Quel venerdì, dopo la scuola,  mi rifugiai a casa di una compagna di classe per studiare. Si era fatto tardi quando mi accorsi che l’ora di far ritorno a casa era arrivata; erano appena le sei del pomeriggio, ma in Gennaio l’oscurità arriva presto e tutto in torno sembra già un paesaggio inoltrato nel buio della sera.
Il cappotto non mi scaldava completamente ed il freddo pungente mi penetrava nelle ossa. Privata del calduccio di casa Thompson, tenevo le braccia conserte e strette all’addome cercando vanamente di proteggermi da quell’arietta gelata che sempre più m’irrigidiva.
Il rumore dei miei passi nella notte risuonava come un’eco sul marciapiede facendomi pervenire uno strano senso d’ansia.
Salii sul primo bus che mi raggiunse alla fermata.
“Passa per Garden street?” chiesi all’autista.
Dopo il suo cenno di conferma mi accomodai sul primo sedile.
Gli occhi neri del guidatore mi osservavano attentamente dallo specchietto retrovisore. Mi rendevano inquieta.
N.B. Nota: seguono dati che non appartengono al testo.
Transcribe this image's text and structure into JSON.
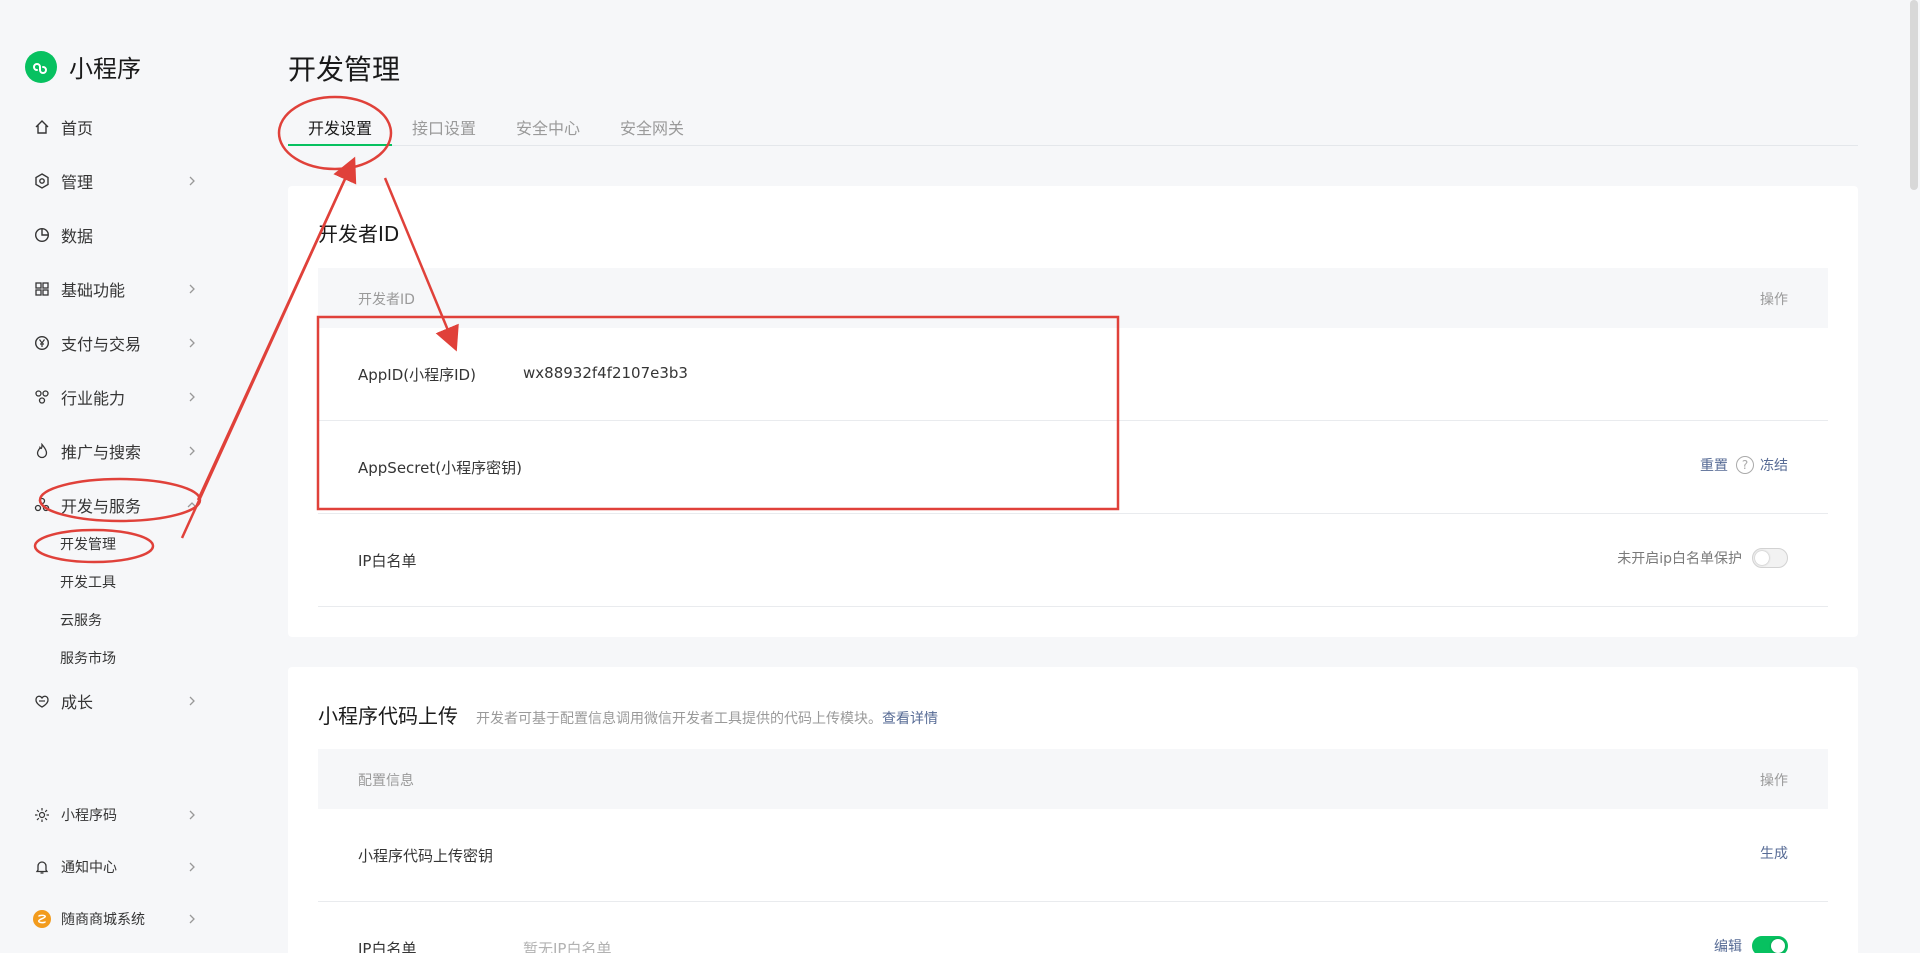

Appoggiai la fronte al finestrino ghiacciato ed iniziai a scrutare il paesaggio cittadino tutto illuminato che, pian piano, spariva come inghiottito dalle colline.
L’atmosfera era quasi surreale, l’interno del bus era rischiarato da poche luci piuttosto flebili ed esitanti, mentre fuori dal finestrino sembrava riprodotto un film in bianco e nero.
Ai lati della strada c’erano ancora piccoli mucchietti di neve. Anche il solo pensiero del freddo mi riportava il ghiaccio nelle ossa. Mi strinsi nel cappotto e mi concentrai sul suono rilassante dei pneumatici sull’asfalto. Guardando dal vetro notai che le stelle, quella sera,  brillavano più del solito; mentre ammiravo quell’immensa macchia blu tempestata di diamanti non riuscii a trattenere un sorrisino meravigliato. Sembrava il cielo che ammiravo dalla casetta di campagna!
Improvvisamente trovai il profilo del mio viso tra i dettagli riflessi sul finestrino, i miei occhi sembravano davvero stanchi.
Erano riflesse le sagome della vecchia abbracciata alla piccola nipotina, che sedevano dei sedili dietro al mio.  L’abbracciava con quell’assoluto calore che solo una nonna può dare. Anche mia nonna, anni fa, mi aveva stratta a quello stesso modo.
Avevo un buon rapporto con la nonna. Avevo sempre passato molto tempo con lei. Mi aveva insegnato tante cose utili come cucire e ricamare. Il ricordo delle sue grandi mani che conducevano le mie insegnandomi i giusti movimenti per il punto e croce erano più vividi che mai nella mia mente, seppur molto lontani. Senza nemmeno rendermene conto le mie guance si erano rigate di lacrime malinconiche.
“Nonna, hai visto che bello il cielo?” chiese la piccola all’improvviso.
“Ho visto, tesoro. È stupendo!” rispose lei.
Quando scesi dal mezzo assieme ad un altro gruppetto di persone, subito m’incamminai verso l’attraversamento pedonale; dietro di me c’erano ancora la nonna e la sua nipotina.
Le  guance e la punta del naso mi si erano ghiacciate ed il respiro affannato usciva dalla bocca come una nuvoletta di vapore. Prima di attraversare la strada mi fermai per qualche istante smossa da uno strano presentimento e mentre ero assopita nei mie pensieri, all’istante, un ombra mi precedette avanzando svelta sulle strisce.
“Torna qui, Elly!” gridò la vecchietta alle mie spalle. Senza nemmeno pensarci mi gettai verso l’ombra afferrandola e spingendola all’indietro.
Il paesaggio era già cupo, ma dopo quel momento tutto divenne nero. Il nero più oscuro che avessi mai visto in vita mia. L’ultima cosa che percepii fu una scheggia rossa scagliarsi violentemente contro la mia gamba destra.. non mi fece male. Non sentii nulla.
Volai all’indietro e sbattei violentemente contro l’asfalto umidiccio e poi.. solo Dio sa cosa accadde.